Ironically – the only successful high-rise development in Chatswood was following a re-zoning of the Council owned carpark which was sold (by Council) for a record price and then developed by Meriton as a mixed use B4 zoned residential and serviced apartment tower. Council was prepared to be flexible with its own rules when it came to their own site.

The Department of Planning is now publishing data on the performance of each Council on housing approvals and the picture in Willoughby is bleak. In the 12 months to the end of December 2020, this so-called CBD location approved zero new (high rise) apartments.  This compares with 388 approvals for high rise apartments in Penrith, 619 in Ryde, 966 in Parramatta, 636 in Liverpool and even the Inner West Council approval of 892 last year.

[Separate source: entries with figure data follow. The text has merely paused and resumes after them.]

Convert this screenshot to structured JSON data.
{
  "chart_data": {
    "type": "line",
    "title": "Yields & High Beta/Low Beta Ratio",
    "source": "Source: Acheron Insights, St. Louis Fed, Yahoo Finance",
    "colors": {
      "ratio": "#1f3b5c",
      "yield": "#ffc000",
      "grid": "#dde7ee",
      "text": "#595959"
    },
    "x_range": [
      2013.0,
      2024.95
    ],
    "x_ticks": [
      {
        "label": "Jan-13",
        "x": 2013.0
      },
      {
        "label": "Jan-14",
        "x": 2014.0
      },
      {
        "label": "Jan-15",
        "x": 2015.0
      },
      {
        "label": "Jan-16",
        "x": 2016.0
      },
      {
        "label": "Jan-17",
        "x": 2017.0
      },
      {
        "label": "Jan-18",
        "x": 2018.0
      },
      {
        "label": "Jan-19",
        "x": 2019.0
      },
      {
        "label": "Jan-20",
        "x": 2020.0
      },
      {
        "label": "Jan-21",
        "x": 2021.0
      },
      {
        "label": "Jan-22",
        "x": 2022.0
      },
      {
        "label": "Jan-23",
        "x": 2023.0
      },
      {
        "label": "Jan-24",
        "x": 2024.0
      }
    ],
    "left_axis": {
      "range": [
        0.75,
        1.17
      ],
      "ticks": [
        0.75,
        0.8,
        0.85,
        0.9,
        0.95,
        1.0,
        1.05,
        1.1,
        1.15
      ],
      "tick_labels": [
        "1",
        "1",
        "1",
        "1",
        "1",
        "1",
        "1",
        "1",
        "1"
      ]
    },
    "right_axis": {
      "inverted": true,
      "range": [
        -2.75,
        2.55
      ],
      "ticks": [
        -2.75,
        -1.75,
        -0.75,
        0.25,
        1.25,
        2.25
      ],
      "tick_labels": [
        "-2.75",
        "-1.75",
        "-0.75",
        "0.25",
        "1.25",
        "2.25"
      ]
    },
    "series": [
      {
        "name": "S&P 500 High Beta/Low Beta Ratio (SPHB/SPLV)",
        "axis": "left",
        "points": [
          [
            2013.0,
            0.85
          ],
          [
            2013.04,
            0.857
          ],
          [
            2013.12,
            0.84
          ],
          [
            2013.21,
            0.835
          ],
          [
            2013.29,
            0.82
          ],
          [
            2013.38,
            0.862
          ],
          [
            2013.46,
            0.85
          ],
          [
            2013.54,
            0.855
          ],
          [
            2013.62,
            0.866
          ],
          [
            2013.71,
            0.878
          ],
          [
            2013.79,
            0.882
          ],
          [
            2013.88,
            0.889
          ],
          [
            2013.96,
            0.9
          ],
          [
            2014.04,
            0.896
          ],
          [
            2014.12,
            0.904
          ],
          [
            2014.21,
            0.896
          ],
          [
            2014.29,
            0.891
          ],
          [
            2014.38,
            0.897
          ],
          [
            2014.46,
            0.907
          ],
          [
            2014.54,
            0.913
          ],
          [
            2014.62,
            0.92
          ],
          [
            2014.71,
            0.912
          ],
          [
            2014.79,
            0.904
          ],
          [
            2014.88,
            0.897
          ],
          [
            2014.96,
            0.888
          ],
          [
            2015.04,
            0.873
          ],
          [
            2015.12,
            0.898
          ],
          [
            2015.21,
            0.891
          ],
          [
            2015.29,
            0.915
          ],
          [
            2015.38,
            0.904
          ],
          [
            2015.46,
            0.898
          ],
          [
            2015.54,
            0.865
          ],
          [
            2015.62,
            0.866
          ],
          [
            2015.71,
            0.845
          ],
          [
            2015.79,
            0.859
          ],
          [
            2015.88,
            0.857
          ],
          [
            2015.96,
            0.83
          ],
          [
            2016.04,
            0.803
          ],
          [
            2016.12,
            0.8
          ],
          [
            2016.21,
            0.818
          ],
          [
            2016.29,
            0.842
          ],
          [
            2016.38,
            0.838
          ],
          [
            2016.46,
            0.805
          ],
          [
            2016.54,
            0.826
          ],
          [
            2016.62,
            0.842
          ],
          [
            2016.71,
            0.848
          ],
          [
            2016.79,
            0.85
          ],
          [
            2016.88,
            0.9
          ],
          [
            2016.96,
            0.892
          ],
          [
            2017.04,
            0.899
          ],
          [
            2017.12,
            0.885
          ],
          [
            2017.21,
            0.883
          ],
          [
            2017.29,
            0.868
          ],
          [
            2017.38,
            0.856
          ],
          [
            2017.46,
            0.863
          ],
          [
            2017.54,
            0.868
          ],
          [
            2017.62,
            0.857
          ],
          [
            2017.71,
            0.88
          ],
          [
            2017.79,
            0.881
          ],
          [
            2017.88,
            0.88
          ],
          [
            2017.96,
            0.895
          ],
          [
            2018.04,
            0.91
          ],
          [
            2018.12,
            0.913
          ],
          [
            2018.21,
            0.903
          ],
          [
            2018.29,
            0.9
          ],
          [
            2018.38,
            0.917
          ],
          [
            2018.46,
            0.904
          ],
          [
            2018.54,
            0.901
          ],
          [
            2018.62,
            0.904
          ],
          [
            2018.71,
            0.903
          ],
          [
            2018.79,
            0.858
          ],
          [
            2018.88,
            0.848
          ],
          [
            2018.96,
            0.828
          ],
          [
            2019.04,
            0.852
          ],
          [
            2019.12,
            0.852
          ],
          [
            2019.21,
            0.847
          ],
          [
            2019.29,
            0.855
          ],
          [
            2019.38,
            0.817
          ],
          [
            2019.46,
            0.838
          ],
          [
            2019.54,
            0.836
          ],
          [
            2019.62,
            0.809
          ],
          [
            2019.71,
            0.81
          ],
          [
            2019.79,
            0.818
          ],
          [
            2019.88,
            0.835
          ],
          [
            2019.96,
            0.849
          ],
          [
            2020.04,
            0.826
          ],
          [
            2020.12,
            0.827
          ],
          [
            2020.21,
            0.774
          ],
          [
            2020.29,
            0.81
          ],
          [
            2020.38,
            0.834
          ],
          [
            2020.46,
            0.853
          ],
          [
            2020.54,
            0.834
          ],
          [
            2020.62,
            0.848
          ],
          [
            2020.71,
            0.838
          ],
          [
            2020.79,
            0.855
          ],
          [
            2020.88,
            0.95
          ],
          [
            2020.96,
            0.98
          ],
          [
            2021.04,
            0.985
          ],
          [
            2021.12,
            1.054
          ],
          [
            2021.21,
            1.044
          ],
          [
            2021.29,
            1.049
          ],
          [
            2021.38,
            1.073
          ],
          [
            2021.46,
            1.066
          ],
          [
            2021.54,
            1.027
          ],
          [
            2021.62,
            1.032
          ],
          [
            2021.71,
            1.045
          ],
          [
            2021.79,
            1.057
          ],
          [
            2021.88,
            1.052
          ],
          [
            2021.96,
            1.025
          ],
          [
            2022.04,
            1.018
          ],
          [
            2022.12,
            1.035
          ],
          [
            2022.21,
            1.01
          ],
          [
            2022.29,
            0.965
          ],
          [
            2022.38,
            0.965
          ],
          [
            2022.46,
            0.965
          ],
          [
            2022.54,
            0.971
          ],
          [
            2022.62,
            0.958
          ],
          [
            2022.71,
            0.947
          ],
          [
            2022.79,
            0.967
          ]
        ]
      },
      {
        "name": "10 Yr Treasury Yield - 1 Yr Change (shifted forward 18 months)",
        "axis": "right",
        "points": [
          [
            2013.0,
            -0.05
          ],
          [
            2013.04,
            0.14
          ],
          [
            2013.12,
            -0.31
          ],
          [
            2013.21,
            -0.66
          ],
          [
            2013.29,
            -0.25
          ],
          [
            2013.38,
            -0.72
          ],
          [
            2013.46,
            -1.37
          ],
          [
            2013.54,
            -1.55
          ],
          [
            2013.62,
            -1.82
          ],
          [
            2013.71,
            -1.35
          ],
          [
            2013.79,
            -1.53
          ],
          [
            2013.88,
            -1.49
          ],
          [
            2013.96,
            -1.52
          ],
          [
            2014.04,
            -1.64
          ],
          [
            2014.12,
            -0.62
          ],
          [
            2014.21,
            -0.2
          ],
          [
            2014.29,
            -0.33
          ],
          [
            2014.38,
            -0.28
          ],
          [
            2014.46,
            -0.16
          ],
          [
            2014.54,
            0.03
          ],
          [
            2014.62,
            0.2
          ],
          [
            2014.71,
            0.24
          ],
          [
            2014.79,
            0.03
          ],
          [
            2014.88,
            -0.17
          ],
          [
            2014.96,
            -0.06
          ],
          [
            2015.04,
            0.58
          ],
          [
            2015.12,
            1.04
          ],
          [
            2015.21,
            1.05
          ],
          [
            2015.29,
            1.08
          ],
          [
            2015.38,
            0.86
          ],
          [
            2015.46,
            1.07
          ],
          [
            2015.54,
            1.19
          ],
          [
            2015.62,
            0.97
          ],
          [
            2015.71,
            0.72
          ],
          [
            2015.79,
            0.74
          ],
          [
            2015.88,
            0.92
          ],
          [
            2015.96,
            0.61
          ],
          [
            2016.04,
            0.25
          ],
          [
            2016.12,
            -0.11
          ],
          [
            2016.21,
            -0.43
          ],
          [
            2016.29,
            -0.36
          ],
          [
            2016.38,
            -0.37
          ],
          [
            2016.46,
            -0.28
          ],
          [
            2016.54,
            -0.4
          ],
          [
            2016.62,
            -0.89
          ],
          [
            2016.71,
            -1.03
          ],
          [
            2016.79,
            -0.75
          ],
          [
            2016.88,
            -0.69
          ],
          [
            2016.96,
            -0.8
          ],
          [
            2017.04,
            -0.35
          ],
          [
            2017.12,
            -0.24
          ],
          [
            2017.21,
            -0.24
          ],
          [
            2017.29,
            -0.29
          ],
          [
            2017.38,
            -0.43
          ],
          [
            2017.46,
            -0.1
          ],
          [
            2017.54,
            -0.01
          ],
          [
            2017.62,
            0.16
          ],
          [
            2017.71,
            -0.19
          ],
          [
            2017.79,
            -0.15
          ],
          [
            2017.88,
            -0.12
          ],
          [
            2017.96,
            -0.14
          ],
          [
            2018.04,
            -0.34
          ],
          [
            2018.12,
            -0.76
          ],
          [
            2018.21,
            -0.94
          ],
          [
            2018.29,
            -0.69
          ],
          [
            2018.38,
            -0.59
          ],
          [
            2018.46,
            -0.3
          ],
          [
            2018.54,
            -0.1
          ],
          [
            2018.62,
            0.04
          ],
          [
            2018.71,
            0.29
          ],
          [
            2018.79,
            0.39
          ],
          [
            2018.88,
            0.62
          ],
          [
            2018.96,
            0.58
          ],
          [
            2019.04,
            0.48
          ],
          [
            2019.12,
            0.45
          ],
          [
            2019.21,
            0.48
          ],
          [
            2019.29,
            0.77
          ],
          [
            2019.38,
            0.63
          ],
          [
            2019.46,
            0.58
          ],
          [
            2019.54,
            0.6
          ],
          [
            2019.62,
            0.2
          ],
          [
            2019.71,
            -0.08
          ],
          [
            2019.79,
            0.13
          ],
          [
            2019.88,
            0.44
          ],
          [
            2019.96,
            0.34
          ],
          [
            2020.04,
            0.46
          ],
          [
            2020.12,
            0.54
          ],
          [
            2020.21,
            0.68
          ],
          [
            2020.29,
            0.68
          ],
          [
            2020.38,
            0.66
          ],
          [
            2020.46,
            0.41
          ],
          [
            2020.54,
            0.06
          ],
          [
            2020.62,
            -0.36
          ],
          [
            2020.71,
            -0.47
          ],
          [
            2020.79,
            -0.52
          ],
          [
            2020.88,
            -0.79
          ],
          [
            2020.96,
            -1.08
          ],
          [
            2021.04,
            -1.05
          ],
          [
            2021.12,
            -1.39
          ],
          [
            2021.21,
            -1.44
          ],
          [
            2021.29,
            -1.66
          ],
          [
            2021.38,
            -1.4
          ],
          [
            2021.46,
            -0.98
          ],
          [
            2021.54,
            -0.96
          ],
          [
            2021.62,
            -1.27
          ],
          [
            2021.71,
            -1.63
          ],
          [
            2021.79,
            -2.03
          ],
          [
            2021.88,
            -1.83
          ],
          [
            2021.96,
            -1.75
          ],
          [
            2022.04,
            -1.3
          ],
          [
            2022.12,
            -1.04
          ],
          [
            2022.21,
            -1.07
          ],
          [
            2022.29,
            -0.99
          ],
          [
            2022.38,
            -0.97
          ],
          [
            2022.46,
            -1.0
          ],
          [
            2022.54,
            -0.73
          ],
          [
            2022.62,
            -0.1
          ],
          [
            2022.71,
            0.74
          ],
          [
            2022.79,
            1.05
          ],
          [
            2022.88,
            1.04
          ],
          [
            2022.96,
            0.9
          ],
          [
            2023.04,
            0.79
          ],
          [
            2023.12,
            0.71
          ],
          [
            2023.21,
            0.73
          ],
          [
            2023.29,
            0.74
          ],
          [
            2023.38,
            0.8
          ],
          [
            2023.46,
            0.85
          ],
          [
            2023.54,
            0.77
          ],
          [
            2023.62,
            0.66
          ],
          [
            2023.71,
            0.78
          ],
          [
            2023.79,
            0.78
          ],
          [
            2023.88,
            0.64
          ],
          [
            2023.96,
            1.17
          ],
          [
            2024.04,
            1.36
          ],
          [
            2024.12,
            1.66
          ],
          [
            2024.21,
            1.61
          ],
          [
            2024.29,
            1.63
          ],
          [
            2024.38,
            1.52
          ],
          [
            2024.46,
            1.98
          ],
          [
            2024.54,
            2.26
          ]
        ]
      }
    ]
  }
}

Urban Taskforce will be calling out laggard Councils and holding them accountable for performance against their respective Greater Sydney Commission-established 5 year housing targets (each Greater Sydney Council was given a housing target to achieve between 2021 and 2026 as part of the assurance review of each LGA’s  Local Strategic Planning Statement). Sadly, Chatswood has seen zero office space development and poor residential development.  It has been left to whither on its vine.

Source – DPIE Website: https://www.planning.nsw.gov.au/Research-and-Demography/Metropolitan-Housing-Monitors/Metropolitan-Housing-Monitor

Chatswood was once seen as the next city of Sydney.  Today it has become the CBD that time forgot.

It’s time to revitalise Chatswood.  It’s time for decision makers to listen to the Department of Planning and support mixed use development and create a vibrant town centre which supports restaurants, cafes and urban life.

The CBD desperately needs a facelift but the commercials dictate that this means at least some residential development to support the commercial towers where people work.